Our first night in Ollantaytambo didn't produce many photographs: we were too busy strolling the cobbled streets and trying to work out what was night sky and what was mountain. Our hotel room balcony opened on to a river and some ancient ruins. We ate alpaca steak. Casual. I'd been prepared for the best seafood of my life on the Peruvian coast, but the Highland food was unexpectedly good too: juicy aji de gallina, fresh trout dressed in simple sauces, quinoa and the occasional Chifa place.
After admiring this view while eating breakfast we decided to climb the ruins of one of the few forts the Spanish didn't manage to conquer.
G enjoyed his sun hat.
Gotta love those anti-seismic doorways... AND those trendy rain ponchos.
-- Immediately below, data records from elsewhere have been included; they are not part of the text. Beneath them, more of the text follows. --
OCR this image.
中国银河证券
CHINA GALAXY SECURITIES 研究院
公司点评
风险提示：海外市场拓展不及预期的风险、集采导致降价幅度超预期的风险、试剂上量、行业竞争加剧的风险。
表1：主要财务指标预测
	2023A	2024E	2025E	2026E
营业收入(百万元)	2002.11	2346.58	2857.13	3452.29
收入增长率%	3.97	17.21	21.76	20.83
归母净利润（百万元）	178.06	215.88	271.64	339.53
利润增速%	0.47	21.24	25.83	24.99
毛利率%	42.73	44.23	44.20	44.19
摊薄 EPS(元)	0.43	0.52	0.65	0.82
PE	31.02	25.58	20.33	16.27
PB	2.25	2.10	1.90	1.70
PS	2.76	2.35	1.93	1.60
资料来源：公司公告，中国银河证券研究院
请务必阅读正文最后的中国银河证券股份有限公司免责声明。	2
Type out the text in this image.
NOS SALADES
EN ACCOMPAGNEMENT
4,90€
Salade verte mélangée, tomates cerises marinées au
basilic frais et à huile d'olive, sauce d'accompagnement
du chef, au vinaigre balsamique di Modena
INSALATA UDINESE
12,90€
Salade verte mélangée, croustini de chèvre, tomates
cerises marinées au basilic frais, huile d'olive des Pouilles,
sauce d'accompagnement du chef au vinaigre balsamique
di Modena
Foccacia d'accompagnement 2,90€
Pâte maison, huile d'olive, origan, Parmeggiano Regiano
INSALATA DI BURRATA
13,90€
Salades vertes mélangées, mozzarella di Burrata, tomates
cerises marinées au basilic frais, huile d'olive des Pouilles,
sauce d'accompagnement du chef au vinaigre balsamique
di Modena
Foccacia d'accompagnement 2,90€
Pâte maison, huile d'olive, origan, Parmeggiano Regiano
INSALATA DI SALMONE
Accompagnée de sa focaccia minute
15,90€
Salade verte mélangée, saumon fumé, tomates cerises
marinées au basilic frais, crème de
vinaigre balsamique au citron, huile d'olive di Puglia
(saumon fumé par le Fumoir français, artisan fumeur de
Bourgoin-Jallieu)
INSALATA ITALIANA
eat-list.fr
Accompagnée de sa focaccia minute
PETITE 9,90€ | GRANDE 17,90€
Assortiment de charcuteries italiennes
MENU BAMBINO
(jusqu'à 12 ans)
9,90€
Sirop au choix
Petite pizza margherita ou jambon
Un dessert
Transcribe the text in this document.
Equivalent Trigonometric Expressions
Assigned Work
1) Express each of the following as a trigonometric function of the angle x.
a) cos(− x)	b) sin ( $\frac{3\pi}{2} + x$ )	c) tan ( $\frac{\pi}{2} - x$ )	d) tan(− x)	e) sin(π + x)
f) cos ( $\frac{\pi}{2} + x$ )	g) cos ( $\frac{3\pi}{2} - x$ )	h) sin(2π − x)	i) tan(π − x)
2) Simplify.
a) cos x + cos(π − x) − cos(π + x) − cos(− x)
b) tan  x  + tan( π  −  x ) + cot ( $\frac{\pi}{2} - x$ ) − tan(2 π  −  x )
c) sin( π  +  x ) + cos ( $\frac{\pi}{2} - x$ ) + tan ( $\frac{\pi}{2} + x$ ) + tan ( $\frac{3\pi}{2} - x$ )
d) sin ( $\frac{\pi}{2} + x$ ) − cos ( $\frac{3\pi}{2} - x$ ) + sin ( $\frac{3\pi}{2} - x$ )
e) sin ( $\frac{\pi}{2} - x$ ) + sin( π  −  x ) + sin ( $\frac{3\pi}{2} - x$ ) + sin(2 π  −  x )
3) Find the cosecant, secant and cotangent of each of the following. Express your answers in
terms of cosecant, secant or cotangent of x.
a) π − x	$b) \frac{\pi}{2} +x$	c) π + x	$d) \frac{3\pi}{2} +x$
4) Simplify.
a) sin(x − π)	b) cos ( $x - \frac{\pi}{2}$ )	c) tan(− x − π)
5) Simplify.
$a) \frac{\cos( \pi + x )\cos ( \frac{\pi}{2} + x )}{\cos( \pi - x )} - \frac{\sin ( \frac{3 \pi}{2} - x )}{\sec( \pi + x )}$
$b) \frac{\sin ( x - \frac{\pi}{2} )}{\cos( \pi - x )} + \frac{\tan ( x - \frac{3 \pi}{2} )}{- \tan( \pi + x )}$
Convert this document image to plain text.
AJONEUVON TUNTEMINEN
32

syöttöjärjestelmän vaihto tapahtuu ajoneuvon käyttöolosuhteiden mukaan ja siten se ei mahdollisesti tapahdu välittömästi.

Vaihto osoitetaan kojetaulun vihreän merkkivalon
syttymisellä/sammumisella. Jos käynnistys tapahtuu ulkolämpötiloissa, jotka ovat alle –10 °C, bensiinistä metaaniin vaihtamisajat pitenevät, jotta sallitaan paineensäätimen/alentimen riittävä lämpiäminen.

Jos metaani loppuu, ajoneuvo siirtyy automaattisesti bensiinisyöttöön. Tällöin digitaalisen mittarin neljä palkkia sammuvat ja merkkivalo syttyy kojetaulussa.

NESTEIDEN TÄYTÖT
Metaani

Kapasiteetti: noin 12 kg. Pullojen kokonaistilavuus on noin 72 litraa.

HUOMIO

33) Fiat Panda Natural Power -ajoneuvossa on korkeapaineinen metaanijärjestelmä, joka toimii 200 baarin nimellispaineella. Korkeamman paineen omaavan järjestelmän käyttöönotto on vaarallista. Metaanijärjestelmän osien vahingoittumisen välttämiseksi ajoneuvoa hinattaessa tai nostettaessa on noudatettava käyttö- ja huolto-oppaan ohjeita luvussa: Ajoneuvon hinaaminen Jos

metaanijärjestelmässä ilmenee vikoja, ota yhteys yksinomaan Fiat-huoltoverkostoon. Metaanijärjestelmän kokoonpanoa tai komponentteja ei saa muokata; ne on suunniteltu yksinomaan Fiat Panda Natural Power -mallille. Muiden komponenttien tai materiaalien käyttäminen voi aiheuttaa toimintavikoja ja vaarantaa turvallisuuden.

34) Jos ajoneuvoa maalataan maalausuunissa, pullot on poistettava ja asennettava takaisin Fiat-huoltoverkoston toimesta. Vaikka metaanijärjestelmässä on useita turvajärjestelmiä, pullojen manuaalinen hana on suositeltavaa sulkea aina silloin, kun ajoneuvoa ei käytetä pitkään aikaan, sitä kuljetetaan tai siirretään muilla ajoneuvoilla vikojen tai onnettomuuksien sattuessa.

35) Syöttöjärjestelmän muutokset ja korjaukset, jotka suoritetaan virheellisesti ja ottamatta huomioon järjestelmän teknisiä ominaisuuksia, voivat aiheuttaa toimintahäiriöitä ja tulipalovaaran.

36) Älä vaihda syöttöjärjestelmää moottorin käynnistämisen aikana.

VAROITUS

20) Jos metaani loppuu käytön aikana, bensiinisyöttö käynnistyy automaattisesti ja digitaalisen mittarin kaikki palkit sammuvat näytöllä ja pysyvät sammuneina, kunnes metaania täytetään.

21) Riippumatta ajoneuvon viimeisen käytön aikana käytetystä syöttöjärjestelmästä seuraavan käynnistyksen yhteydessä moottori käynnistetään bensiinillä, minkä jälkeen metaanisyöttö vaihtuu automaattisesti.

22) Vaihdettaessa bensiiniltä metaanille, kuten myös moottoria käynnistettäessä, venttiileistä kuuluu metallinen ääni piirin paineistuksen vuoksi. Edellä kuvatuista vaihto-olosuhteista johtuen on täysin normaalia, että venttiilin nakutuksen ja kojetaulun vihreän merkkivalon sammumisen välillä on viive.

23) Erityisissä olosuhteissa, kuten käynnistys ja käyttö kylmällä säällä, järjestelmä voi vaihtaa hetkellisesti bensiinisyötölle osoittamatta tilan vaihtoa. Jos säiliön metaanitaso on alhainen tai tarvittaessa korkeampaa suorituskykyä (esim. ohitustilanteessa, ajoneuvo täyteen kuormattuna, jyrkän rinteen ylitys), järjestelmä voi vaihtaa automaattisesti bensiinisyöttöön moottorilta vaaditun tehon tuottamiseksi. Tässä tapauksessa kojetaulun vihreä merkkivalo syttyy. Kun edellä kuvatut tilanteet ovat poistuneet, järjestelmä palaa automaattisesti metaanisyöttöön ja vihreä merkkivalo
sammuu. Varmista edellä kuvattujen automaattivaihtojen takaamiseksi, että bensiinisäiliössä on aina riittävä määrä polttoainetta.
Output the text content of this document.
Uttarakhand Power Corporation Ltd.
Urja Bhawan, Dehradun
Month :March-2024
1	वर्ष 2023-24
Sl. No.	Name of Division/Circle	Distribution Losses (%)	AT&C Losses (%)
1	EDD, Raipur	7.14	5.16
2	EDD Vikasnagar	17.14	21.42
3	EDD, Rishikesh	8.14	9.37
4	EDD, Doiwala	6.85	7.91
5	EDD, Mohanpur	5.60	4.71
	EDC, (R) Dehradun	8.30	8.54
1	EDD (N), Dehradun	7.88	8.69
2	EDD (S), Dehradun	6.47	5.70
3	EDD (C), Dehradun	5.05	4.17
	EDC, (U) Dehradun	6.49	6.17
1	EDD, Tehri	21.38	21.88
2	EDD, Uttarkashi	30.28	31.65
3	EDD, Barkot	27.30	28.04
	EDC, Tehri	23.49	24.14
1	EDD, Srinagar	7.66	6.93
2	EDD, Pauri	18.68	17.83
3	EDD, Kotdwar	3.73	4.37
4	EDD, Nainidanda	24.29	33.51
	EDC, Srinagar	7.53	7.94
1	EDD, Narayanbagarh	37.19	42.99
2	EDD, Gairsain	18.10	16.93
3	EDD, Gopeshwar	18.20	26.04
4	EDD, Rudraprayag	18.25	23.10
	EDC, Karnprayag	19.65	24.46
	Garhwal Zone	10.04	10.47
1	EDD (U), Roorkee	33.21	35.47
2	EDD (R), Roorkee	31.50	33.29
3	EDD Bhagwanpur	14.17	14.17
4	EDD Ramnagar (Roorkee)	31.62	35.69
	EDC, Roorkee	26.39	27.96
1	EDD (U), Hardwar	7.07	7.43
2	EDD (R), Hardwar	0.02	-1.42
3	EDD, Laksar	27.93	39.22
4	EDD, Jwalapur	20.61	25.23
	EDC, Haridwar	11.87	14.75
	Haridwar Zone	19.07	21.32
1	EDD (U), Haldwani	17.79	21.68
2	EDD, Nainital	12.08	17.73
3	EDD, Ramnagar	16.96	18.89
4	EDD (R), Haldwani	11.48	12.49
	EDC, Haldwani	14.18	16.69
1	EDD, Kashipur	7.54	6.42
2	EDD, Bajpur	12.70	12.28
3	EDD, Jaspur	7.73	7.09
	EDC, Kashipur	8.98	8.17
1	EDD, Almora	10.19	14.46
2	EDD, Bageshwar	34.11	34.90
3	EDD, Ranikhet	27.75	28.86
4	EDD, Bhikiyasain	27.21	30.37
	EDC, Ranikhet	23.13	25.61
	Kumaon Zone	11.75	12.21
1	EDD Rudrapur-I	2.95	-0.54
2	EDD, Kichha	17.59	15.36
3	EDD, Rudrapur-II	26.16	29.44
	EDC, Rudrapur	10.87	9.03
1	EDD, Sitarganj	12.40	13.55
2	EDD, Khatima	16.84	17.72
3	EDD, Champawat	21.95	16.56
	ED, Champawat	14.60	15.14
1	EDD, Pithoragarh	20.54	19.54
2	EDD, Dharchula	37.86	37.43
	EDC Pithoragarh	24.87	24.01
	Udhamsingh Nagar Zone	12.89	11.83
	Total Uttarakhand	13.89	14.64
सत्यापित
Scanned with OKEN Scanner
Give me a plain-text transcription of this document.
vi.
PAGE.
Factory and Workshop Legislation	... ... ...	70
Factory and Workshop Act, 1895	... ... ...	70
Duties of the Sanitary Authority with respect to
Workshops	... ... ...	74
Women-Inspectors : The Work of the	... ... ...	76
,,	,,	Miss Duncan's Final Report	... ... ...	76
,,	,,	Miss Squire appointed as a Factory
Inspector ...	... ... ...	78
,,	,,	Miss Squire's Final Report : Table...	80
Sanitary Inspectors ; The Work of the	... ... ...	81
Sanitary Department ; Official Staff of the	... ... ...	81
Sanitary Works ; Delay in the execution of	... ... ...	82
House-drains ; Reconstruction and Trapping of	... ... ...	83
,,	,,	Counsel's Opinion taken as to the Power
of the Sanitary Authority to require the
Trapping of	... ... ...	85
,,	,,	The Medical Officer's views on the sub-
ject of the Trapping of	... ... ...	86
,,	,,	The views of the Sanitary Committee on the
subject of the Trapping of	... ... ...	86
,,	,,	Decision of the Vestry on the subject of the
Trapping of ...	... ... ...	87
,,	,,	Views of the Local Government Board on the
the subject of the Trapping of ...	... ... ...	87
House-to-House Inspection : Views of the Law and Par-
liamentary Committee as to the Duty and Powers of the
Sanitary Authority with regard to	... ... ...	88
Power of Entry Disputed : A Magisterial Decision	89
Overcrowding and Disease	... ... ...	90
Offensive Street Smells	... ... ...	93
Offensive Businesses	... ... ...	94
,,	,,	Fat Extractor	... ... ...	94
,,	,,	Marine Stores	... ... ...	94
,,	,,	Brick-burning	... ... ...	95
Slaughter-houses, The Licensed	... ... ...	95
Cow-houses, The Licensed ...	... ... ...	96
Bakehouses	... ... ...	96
We spent a good while wandering around the craft market, listening to the sound of wind-chimes and a blind harp player. I found a few gems, including a turquoise necklace for my Gran and a couple of gold llamas (specifically requested by my parents).
It wouldn't be a day in the Highlands without another procession!
Ollantaytambo, or 'Ollanta' as the Peruvians say, was really quite special. It felt so remote and cut off, with the mountains looming around... could really understand how the Incas and their ancestors once worshipped them: they must have played such a huge part in their lives and really do feel like giant beings after a while, watching and listening to the activities of mortals!
The tiny cobbled streets were, again, frequented by women in amazing clothes and a fair few llamas. Some houses' foundations were Incan, and the streets did feel medieval in the prettiest way.
BUT it was onwards and upwards (downwards, really) to Aguas Calientes, the nearest town to Machu Picchu!